Руслан Киреев - Пир в одиночку
Творец снял с себя ответственность за homo sapiens; за птах и зверюшек оставил, а за homo sapiens снял. На самого человека возложил, и тот, бедняга, согнулся под тяжким грузом. Но не все, не все… Одни обратно на Бога спихнули непосильную ношу, другие помощничков отыскали, упрятав их на всякий случай подальше от глаз.
Я не в претензии. Да, тюремщик, да, страж, но потому-то и страж, потому и тюремщик, потому и бережет меня, смертного, как зеницу ока, что знает: без узника-вассала конец придет безмятежной жизни его светлости. Один охраняет, другой хранит…
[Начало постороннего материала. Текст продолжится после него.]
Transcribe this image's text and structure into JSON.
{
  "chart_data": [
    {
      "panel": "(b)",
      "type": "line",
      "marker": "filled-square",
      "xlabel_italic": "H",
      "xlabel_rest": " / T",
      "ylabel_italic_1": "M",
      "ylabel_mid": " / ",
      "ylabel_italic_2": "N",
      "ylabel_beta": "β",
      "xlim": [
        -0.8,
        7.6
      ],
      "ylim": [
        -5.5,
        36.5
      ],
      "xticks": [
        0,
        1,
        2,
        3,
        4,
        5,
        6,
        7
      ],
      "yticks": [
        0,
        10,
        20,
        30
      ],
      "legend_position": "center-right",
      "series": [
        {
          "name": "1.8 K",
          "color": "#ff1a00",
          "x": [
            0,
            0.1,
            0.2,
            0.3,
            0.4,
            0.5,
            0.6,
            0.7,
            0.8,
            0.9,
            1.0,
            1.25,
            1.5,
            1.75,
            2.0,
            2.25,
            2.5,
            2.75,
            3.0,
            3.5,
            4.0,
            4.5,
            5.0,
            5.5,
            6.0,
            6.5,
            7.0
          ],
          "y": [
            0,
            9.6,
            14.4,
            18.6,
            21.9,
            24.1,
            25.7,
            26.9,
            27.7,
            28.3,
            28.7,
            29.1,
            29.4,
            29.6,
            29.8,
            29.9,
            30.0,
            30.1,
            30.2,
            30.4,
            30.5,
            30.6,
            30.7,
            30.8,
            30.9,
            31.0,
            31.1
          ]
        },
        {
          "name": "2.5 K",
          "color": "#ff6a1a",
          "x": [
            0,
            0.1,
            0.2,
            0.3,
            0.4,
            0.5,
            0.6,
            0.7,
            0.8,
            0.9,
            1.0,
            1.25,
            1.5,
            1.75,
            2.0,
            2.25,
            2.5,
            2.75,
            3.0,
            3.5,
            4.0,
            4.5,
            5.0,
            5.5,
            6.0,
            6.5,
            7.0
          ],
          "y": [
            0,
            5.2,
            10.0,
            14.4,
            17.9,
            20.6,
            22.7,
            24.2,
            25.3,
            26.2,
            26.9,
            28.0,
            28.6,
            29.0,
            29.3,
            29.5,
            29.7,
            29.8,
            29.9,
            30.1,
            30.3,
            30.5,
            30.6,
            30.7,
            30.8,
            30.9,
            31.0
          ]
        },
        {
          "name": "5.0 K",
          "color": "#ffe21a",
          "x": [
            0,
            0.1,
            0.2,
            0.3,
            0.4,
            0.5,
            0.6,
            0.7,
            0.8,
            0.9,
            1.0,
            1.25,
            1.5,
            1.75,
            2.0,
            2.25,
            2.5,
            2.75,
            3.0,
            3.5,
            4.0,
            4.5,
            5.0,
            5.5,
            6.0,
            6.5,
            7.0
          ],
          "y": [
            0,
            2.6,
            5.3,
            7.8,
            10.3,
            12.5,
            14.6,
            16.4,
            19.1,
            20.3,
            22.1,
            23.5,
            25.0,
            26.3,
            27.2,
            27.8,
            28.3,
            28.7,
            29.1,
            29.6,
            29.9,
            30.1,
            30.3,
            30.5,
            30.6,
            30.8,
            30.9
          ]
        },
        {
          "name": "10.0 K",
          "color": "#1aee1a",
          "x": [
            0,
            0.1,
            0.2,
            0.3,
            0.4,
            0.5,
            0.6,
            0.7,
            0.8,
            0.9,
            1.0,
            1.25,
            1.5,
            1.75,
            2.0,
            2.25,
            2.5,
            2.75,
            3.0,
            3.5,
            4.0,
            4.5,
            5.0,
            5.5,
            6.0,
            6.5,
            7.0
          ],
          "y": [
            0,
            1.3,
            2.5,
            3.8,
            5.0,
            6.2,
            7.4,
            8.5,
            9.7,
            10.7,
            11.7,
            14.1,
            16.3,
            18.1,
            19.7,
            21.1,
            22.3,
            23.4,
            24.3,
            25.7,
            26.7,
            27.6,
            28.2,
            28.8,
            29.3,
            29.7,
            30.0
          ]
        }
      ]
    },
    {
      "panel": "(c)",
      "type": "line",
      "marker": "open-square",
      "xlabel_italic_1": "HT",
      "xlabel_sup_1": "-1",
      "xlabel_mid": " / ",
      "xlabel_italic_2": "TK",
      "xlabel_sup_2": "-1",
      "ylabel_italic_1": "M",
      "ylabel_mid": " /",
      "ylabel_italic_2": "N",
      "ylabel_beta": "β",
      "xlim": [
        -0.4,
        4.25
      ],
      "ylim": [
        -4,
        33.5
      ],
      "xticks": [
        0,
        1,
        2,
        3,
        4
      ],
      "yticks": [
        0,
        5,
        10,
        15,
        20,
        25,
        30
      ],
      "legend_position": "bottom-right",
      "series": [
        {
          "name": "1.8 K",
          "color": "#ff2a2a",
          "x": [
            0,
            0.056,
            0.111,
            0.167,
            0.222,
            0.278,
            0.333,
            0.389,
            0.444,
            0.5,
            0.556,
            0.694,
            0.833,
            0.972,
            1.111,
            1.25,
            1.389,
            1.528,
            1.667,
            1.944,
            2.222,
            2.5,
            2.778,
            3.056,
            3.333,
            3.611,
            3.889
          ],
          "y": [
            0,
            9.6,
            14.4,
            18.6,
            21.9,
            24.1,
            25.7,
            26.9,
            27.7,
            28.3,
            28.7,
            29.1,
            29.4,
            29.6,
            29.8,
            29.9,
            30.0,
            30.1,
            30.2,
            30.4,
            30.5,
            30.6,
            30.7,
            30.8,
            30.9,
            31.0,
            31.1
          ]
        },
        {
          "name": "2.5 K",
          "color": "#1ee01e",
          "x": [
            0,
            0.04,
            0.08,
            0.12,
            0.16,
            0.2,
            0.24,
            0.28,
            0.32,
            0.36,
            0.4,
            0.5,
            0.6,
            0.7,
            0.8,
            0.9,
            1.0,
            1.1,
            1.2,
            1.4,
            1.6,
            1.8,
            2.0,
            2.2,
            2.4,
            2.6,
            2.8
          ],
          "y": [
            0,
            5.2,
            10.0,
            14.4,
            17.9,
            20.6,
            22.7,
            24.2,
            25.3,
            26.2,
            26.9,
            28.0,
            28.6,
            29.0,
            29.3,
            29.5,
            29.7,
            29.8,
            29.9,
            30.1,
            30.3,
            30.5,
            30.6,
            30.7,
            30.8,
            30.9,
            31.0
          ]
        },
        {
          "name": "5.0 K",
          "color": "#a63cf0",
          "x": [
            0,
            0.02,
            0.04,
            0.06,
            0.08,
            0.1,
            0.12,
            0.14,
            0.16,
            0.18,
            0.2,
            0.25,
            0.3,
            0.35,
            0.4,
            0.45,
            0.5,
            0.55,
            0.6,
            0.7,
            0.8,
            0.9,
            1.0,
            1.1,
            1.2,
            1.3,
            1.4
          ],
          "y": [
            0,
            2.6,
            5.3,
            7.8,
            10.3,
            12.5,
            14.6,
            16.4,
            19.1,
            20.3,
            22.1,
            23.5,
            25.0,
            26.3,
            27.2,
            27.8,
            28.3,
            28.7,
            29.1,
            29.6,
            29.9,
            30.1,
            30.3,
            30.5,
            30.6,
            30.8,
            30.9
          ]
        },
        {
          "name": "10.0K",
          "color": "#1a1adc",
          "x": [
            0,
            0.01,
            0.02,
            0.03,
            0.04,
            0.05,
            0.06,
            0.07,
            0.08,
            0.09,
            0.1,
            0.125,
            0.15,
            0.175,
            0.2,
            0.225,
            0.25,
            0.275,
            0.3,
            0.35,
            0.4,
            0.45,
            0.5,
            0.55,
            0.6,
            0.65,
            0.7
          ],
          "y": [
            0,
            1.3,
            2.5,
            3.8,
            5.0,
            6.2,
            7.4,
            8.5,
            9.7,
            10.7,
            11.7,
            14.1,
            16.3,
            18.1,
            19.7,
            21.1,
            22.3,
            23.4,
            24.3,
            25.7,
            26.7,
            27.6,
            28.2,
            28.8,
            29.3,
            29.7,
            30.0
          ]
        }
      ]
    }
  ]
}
У Три-a, к несчастью, такого хранителя не было. Как (добавлю, уподобляясь Пропонаду) и у Сократа – не зря оба с улыбочкой покинули добровольно мир. А напрасно! Не обязательно из жизни уходить, можно уйти от жизни, коль скоро порядочному человеку делать в ней нечего. Именно делать, подчеркивает экзальтированный Русалочкин философ. Не жизнь, мол, отвергают возвышенные души – жизнь прекрасна! – а практическую деятельность. Что ж, на здоровье, только зачем дегустировать сок цикуты или уморять себя в сырой развалюхе? Не лучше ли кому-нибудь другому поручить эту самую деятельность? Пусть хлопочет, пусть мотается туда-сюда, пусть дарит улыбки и расточает комплименты дамам – тебе-то что! Сиди себе, читай, думай. Яблони прививай… Ремонтируй часы – часы вещь замечательная. Шестой Целитель не прав, когда твердит в скептическом раже, будто времени не существует; прошлого, дескать, уже нет, будущего еще нет, настоящее же стремится к нулю. Время существует, и доктор диалектики, взглянув на часы – вроде б украдкой опять, но так, что хозяйка заметила, – спешит тем самым засвидетельствовать это.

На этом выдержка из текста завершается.